When I woke up with my trach I have to admit that I was scared to death. I wasn’t able to talk. I wasn’t able to move well. I had tubes coming out of my chest and throat. I couldn’t communicate. I was overwhelmed. I was scared. I was ashamed. Mainly, I just felt depleted.
Taking care of a trach is no easy feat. With all the complications that come with trach care it is a wonder I am as sane as I am now. At the moment when I was being discharged from the hospital I felt a big sense of dread. I was not sure I would be able to take care of myself as I once had. I didn’t know if I would be able to handle emergency situations. I am a single woman who had a cat and no way of being understood properly on the phone. I didn’t know what my options were or even how to change my own trach. I was not prepared as I would have liked to have been. All I got when I left the hospital was a bunch of charts showing me what my trach was and how to clean it. There was nothing on how to take the trach out and replace it. There wasn’t anything on what to do if your stoma collapses. And most certainly there wasn’t anything on all the emotions that were streaming in. When I got home from the hospital I broke down in front of my sister and sister in law. The calamity of the situation I was in was enormous. I had new tools to learn to use again. The suction machine was the most terrifying. A suction machine is a device that sucks out the mucus and gunk out of the tube with a long catherder. I had to stick this long tube down into my trach to suck mucus out every 3 to 4 hours depending on how much I was making. It was not fun making yourself choke in order to suck gunk out so you can breathe. The challenges were endless. Somehow I made it through. It was not easy. The emotions were there. I wish when I got out of the hospital there was more information on how to deal with the emotions, the changes, and even how to change the trach safely. I had to learn from my ENT here in Vancouver and I am thankful he allowed me to do it. It took me a good 6 months before I started feeling comfortable in taking my trach out and put a new one in. I had to talk to myself saying this will be okay. I can do this. I’m not a freak. It is strange inserting a tube into your own throat.

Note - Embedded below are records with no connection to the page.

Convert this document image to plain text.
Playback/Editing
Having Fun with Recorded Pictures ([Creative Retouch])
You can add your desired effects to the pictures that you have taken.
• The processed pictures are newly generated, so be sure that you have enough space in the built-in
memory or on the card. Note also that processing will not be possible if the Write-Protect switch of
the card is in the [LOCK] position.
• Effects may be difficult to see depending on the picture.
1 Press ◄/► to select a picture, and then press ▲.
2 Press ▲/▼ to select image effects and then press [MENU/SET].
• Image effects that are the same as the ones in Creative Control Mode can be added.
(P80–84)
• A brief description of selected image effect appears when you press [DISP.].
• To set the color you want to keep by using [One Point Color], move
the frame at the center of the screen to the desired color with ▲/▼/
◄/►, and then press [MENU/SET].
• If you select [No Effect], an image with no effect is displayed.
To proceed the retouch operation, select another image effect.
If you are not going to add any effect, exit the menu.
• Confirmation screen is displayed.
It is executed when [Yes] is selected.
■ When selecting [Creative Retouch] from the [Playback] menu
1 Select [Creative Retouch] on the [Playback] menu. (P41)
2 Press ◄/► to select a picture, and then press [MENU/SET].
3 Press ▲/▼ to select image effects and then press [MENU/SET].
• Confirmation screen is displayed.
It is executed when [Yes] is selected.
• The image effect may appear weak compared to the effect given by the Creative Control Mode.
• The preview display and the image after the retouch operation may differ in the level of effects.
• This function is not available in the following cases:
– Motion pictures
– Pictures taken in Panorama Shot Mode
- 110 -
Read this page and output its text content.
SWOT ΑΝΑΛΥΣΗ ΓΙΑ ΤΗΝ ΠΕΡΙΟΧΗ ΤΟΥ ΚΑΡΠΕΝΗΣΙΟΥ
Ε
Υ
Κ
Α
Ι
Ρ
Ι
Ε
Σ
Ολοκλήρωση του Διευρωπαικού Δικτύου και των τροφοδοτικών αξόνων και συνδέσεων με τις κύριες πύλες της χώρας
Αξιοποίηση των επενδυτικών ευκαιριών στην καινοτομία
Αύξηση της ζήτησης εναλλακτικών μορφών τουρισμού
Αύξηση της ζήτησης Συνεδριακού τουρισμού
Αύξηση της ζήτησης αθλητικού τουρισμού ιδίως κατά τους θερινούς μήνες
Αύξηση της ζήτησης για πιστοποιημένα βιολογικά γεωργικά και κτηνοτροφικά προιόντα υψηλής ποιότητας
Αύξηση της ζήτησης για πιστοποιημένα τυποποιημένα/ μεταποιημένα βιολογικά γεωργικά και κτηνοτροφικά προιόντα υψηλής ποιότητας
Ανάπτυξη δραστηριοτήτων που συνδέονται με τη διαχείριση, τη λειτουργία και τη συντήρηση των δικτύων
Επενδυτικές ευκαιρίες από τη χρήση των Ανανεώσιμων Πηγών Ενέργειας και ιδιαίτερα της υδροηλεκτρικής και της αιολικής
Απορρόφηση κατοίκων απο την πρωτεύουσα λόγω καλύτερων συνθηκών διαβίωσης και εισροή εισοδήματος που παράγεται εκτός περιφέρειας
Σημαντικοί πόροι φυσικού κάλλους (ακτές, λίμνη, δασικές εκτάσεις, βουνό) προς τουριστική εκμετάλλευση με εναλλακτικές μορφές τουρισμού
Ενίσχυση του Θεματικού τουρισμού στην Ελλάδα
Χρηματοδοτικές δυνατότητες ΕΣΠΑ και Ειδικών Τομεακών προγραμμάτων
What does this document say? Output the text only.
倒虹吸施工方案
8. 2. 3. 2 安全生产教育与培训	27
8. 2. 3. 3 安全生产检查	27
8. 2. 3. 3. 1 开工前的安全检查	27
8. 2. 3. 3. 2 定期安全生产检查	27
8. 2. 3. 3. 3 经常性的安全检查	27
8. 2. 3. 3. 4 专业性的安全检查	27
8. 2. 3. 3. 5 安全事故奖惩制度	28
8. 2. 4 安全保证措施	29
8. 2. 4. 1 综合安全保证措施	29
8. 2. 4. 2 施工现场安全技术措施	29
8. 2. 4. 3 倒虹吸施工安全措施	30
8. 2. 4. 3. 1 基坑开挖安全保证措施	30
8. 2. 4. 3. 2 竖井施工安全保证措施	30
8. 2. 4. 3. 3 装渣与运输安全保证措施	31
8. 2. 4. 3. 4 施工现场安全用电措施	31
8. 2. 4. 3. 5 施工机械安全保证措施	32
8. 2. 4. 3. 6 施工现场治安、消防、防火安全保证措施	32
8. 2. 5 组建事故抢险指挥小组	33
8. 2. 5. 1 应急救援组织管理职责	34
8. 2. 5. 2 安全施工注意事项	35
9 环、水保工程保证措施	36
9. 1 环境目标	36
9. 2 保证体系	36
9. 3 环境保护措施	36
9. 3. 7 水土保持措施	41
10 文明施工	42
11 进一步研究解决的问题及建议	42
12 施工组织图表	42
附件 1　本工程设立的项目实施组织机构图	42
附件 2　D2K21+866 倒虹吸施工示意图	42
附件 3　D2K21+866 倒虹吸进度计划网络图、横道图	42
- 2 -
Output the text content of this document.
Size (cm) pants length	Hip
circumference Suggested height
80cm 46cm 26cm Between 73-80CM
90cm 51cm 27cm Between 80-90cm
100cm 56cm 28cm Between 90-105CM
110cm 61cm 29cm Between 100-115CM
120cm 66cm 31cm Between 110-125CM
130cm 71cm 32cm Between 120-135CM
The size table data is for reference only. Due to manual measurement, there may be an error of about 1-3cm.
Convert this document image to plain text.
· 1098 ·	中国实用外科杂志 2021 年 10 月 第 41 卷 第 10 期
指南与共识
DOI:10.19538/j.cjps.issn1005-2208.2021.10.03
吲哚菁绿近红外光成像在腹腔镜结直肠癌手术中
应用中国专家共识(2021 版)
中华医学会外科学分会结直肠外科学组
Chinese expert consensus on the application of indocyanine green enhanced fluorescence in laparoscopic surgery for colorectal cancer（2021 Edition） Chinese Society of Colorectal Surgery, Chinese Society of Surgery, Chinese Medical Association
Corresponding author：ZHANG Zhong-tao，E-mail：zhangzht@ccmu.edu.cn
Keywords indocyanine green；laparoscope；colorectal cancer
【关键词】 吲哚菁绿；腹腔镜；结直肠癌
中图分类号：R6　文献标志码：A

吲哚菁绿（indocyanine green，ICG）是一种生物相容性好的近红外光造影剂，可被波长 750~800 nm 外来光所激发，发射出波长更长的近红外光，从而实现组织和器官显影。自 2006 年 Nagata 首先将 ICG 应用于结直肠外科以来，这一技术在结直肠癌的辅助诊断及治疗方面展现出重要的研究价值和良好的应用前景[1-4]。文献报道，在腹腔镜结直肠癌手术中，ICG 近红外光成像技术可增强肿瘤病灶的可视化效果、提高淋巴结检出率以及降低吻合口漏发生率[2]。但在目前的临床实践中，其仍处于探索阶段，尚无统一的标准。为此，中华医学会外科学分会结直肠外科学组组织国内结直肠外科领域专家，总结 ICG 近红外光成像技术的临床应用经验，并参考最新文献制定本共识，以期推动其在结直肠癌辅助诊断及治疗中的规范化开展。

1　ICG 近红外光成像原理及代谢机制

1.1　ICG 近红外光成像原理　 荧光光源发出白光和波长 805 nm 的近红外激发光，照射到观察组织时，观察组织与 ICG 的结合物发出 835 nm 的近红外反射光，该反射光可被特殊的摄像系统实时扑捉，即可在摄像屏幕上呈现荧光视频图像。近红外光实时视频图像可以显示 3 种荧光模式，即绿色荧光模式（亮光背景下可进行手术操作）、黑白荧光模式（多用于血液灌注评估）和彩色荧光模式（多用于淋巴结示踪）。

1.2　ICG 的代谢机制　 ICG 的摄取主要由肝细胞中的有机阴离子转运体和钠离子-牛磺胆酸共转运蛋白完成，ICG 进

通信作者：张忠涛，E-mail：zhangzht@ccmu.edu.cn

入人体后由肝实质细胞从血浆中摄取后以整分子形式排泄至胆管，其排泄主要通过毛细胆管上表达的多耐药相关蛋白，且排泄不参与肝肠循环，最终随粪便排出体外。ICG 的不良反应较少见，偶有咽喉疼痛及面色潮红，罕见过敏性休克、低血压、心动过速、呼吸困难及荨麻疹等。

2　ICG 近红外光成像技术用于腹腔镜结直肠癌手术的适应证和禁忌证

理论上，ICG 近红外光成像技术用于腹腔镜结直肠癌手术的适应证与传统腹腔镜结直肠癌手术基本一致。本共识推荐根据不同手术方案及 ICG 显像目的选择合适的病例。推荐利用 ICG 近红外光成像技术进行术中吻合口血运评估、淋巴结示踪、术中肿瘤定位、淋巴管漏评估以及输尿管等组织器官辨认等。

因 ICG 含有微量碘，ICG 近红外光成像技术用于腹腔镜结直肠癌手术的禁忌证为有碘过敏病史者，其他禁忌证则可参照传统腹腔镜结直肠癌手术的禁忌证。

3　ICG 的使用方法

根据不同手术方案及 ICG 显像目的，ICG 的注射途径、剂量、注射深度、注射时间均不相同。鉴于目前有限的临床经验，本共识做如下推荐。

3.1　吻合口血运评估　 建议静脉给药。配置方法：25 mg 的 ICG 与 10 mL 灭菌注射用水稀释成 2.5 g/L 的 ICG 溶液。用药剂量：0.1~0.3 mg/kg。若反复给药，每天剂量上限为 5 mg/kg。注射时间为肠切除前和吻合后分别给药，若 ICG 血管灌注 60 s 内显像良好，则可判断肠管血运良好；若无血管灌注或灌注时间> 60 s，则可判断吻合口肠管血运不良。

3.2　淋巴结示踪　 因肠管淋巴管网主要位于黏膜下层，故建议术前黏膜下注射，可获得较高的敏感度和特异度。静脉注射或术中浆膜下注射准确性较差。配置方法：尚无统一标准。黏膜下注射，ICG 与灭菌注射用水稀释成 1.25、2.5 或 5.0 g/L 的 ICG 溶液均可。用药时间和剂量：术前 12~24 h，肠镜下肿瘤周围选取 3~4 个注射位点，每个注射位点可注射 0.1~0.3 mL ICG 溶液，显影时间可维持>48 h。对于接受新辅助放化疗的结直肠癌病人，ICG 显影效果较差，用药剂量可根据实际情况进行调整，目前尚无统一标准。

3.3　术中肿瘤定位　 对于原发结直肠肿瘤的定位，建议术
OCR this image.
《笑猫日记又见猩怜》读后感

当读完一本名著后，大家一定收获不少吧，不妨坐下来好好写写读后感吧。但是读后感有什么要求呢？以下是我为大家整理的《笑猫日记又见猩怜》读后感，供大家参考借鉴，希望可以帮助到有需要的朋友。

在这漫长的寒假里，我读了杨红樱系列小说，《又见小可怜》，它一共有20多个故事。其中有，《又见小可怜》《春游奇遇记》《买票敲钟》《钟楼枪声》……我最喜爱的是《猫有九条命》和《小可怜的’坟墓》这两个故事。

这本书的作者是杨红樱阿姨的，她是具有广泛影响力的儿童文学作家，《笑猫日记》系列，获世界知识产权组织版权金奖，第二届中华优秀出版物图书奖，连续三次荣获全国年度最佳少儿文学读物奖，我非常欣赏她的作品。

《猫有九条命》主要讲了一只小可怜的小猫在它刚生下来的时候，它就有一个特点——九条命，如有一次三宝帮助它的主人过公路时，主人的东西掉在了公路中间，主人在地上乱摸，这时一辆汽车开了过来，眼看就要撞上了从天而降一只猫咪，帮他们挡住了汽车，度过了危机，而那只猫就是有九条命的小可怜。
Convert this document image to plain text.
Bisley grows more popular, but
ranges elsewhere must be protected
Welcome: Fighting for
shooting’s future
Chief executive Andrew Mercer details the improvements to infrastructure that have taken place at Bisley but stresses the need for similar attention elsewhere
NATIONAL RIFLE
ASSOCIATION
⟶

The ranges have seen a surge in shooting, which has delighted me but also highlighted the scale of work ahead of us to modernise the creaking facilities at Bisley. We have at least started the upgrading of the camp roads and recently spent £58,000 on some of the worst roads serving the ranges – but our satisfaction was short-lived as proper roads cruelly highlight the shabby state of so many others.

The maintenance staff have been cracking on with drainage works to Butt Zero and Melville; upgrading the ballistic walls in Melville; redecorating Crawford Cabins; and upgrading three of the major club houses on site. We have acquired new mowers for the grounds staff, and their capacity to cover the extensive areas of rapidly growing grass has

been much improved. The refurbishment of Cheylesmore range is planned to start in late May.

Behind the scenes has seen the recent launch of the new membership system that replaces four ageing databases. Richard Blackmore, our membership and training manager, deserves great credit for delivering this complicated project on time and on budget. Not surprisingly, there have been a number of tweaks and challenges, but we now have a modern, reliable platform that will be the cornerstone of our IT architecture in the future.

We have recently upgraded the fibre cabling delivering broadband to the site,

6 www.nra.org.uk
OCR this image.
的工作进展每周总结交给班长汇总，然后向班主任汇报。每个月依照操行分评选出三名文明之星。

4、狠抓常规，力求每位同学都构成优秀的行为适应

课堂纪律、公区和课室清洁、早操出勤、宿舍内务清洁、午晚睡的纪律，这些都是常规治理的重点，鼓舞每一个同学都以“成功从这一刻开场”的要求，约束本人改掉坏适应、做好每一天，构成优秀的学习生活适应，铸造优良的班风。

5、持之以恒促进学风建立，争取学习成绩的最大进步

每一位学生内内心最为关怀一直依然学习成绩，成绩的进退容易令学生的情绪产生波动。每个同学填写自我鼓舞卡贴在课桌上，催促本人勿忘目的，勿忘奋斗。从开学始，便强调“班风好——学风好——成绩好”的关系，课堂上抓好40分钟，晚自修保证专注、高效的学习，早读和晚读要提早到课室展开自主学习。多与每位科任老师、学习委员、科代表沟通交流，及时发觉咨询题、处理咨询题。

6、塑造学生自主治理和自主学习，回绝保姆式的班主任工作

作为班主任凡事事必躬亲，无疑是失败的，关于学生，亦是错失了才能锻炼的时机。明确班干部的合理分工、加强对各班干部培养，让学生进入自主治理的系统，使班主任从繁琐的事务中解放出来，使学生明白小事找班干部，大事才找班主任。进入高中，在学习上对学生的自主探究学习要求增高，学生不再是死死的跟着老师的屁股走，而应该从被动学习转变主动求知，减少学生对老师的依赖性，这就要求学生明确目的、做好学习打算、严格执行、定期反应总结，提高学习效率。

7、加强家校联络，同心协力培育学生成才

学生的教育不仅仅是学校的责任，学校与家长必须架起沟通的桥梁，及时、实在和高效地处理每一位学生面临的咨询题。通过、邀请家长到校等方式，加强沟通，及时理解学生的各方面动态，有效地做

I think that is why I want to share my own experiences in my book, and even to help those who have trachs be able to receive the emotional support that is needed for life altering changes such as having a trach.
What got me through it was Jesus. I started journaling and reading my bible. I started praying through things. I even started listening. I did go to counseling where I was greeted with wonderment as they tried to figure out if I would be able to have counseling because of my communication style. I had to fight. I don’t want anyone to have to fight to get the help they need or even be told they can’t get help or they don’t know how to help you. That makes things worse. I hope you understand, if you have a trach that you are still valuable. That your emotions do need to tend to by understanding individuals and in time I hope to have a database or guide written up in how to get counseling. Not only does the medical aspect of taking care of a trach need to be cared for but also the emotional well-being of the one who has the trach and the caretakers who are involved. That is my goal. That is my big desire.